Though cats are known for liking watermelon, there are many fruits that cats have no interest in. Gary Richter, DVM, owner and medical director of Montclair Veterinary Hospital in Oakland, California and Holistic Veterinary Care, tells Rover, “Fruits are not problematic for cats although most won’t really eat fruit in any quantity. Since they are not going to eat large amounts of fruit anyway, the sugar content is not a major concern.”
That being said, though watermelon is nontoxic, there are fruits that cats should always steer clear of:
- Citrus (all citrus contains some level of citric acid, which can cause central nervous system issues in large enough doses; it causes stomach upset in smaller amounts, according to the ASPCA)
- Grapes/Raisins/Currants (toxic to cats, according to the ASPCA)
- Coconut or coconut oil (technically a seed, but we’ll include it here — coconut can cause an upset stomach in cats, per the ASPCA)

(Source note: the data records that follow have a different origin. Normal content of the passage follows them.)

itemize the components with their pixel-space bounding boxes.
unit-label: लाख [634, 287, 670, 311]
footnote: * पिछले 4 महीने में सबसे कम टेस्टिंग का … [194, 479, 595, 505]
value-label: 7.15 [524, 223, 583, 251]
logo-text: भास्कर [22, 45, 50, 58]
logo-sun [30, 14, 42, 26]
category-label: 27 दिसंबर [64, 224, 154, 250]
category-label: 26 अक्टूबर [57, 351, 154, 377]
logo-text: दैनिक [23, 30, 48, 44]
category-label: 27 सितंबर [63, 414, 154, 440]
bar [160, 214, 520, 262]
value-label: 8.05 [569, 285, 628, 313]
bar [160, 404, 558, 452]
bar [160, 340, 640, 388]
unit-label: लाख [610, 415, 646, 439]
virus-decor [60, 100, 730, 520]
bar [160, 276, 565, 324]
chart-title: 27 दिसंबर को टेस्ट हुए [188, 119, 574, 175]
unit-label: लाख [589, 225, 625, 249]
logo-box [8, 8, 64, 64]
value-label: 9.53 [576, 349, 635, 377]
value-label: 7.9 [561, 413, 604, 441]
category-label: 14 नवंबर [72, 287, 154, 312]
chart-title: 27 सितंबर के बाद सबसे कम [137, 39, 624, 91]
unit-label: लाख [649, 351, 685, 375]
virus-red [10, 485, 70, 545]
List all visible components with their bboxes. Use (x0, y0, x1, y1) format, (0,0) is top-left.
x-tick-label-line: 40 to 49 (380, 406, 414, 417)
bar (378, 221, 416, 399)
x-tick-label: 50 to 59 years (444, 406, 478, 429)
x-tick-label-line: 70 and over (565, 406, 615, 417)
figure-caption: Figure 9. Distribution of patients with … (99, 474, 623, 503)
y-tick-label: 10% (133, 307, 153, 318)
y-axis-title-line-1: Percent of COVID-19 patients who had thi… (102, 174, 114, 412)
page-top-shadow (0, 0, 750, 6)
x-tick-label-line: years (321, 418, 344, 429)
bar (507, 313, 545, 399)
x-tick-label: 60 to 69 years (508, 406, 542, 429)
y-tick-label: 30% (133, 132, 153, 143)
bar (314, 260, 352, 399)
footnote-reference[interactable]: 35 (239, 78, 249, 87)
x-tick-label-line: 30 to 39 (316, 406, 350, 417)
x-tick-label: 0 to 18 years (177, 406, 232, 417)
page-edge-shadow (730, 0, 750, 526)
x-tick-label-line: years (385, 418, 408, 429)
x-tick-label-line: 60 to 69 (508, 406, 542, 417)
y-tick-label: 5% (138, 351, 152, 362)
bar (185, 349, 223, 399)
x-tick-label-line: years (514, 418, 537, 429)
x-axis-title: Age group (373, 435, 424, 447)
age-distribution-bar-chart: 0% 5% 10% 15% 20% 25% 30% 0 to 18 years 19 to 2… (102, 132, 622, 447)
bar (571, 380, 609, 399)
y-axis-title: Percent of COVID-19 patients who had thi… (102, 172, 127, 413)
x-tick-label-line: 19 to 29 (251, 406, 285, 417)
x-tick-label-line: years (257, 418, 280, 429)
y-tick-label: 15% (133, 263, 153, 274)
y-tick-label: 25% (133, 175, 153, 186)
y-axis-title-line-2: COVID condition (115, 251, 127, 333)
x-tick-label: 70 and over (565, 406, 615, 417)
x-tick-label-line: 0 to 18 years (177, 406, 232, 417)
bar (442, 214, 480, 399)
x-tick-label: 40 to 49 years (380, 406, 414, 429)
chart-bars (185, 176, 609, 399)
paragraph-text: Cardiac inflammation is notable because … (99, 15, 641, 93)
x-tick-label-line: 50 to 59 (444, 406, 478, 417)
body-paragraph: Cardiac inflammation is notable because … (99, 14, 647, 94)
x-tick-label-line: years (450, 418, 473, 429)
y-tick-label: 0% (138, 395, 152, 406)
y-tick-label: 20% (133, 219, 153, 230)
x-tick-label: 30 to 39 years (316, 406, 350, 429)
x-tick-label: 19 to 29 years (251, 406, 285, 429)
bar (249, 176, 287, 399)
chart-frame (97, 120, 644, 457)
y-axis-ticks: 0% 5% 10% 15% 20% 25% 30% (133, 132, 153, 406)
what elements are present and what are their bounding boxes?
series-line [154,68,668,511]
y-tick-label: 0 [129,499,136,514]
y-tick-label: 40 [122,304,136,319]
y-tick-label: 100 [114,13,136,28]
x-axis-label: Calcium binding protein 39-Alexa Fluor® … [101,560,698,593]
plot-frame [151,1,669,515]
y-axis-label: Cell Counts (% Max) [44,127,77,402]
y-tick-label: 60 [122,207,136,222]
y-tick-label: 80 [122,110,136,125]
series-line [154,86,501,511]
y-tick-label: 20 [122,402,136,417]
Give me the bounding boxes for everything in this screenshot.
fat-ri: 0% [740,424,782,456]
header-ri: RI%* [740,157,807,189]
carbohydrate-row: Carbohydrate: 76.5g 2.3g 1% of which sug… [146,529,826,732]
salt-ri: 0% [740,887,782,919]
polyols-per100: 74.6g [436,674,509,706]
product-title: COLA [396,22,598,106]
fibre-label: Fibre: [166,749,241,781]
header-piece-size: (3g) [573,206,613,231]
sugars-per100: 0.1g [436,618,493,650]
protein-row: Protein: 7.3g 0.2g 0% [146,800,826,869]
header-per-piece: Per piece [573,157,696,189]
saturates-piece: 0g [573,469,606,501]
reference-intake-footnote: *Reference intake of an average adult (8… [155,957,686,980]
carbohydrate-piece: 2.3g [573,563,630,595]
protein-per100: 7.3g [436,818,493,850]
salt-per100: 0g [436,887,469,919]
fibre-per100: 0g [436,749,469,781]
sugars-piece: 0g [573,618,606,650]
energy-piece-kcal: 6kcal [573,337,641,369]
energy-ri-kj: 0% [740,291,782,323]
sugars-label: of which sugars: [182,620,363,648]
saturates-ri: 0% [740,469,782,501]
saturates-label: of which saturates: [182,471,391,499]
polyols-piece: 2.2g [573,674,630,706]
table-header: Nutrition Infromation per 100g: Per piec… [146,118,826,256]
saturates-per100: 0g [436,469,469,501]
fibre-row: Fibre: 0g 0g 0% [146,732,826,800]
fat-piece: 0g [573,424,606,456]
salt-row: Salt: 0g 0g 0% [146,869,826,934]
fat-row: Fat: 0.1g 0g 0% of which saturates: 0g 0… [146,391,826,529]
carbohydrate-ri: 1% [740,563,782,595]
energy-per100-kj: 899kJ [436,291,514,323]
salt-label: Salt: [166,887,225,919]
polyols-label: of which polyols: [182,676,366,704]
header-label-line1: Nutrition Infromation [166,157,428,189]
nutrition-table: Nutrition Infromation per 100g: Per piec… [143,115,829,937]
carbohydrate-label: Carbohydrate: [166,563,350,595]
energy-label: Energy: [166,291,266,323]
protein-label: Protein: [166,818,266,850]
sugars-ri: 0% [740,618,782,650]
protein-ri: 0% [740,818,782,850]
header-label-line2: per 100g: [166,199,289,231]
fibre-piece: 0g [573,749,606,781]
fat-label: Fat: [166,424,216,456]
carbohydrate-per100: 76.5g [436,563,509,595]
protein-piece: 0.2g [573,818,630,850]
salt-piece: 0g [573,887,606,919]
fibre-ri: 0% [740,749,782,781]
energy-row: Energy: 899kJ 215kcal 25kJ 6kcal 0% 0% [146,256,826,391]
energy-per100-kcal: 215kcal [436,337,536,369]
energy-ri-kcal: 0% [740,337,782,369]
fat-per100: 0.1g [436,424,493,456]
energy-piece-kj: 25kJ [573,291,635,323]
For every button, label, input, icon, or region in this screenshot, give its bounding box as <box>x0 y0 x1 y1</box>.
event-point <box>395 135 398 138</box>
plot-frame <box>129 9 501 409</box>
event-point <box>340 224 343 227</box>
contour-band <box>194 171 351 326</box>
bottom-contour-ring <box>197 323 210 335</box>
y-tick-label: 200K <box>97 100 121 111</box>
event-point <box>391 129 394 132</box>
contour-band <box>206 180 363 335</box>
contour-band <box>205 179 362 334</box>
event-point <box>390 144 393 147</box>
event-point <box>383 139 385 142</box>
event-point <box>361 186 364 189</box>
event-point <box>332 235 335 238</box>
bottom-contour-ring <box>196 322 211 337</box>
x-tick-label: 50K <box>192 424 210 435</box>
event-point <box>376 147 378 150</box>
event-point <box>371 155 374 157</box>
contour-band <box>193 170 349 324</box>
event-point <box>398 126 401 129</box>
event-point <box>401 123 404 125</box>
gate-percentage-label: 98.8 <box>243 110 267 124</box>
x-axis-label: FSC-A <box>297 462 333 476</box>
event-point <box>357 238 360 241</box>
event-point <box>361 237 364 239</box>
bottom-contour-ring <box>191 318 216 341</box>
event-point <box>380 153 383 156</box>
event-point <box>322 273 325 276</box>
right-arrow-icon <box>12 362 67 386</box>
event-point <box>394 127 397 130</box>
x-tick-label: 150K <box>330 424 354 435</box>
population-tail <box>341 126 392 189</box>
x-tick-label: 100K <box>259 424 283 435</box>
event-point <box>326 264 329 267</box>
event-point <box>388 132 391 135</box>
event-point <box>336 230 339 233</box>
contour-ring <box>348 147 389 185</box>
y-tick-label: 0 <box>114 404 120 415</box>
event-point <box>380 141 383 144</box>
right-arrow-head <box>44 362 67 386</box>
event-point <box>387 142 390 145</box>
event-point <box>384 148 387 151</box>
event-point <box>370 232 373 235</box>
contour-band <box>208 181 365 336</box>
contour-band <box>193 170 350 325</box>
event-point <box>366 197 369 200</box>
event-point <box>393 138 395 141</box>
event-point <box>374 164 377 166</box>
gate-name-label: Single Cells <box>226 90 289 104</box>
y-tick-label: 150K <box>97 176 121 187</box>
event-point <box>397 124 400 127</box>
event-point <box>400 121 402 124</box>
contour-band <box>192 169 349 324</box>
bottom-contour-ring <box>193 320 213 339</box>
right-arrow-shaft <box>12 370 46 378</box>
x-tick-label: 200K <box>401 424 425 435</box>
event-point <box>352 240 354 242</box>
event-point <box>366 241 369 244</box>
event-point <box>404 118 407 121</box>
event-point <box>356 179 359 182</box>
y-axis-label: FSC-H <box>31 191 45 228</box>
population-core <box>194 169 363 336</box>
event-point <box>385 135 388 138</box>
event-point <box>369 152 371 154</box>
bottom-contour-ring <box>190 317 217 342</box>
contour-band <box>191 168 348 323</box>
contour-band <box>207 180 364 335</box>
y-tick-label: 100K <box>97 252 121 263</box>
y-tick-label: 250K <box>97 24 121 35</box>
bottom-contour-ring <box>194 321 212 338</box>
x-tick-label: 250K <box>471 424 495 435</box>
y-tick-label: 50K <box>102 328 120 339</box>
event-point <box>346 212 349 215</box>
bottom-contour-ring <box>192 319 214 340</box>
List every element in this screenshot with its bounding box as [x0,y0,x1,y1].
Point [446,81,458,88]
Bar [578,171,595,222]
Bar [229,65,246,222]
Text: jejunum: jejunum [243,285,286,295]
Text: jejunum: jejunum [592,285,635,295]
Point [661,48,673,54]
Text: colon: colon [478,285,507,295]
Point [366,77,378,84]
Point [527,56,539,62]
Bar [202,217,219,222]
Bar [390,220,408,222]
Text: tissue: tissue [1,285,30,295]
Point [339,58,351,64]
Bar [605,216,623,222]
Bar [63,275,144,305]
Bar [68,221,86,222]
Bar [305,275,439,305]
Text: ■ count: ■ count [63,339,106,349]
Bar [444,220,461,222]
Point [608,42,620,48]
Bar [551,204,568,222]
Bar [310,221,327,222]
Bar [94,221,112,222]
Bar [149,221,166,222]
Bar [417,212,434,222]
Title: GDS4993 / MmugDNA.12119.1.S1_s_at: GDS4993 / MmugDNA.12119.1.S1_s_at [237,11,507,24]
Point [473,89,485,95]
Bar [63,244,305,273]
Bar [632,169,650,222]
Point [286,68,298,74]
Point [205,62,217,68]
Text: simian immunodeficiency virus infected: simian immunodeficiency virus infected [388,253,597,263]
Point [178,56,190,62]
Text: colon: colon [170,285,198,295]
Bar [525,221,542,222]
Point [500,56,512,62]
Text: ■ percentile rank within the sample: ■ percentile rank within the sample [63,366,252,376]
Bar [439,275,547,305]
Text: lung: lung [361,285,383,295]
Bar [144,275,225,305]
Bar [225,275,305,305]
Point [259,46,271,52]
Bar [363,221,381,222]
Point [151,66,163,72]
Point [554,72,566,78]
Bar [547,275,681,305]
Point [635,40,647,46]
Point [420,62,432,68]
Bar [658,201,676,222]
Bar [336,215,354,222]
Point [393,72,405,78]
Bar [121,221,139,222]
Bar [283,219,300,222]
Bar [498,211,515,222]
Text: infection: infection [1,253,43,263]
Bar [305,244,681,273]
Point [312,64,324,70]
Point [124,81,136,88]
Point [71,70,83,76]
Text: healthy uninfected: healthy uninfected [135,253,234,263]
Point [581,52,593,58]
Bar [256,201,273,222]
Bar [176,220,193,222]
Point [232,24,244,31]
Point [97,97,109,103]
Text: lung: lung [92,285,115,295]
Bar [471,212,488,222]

Alternative Healthy Snacks
If you’re looking for something beyond the hydrating watermelon, consider vegetables as a suitable alternative. “Pet owners can always try to give vegetables to cats in food or treats. Not all will eat them,” Dr. Richter says. “There certainly are good nutrients in vegetables when part of a balanced meal.”
These veggies are not toxic to cats, according to the ASPCA:
- Celery (they love the crunch!)
- Green bell peppers
- Spinach (Filled with vitamins A, C, and K!)
- Peas (Often found in many prepackaged foods for cats and dogs as a vitamin-filled addition)
- Pumpkin (Pumpkin is used often as a way to get fiber in your cat’s diet)
“The large majority of what cats eat should be a balanced diet,” Dr. Richter says. “In general, treats are not balanced and should not make up a significant portion of their daily intake.”
Though it is fun to experiment with different food options, remember that your cat is a carnivore. If you replace full meals with veggies they’ll miss out on vital nutrients of properly formulated cat food. Try introducing these new foods sparingly and thoughtfully and you and your cat will reap the benefits.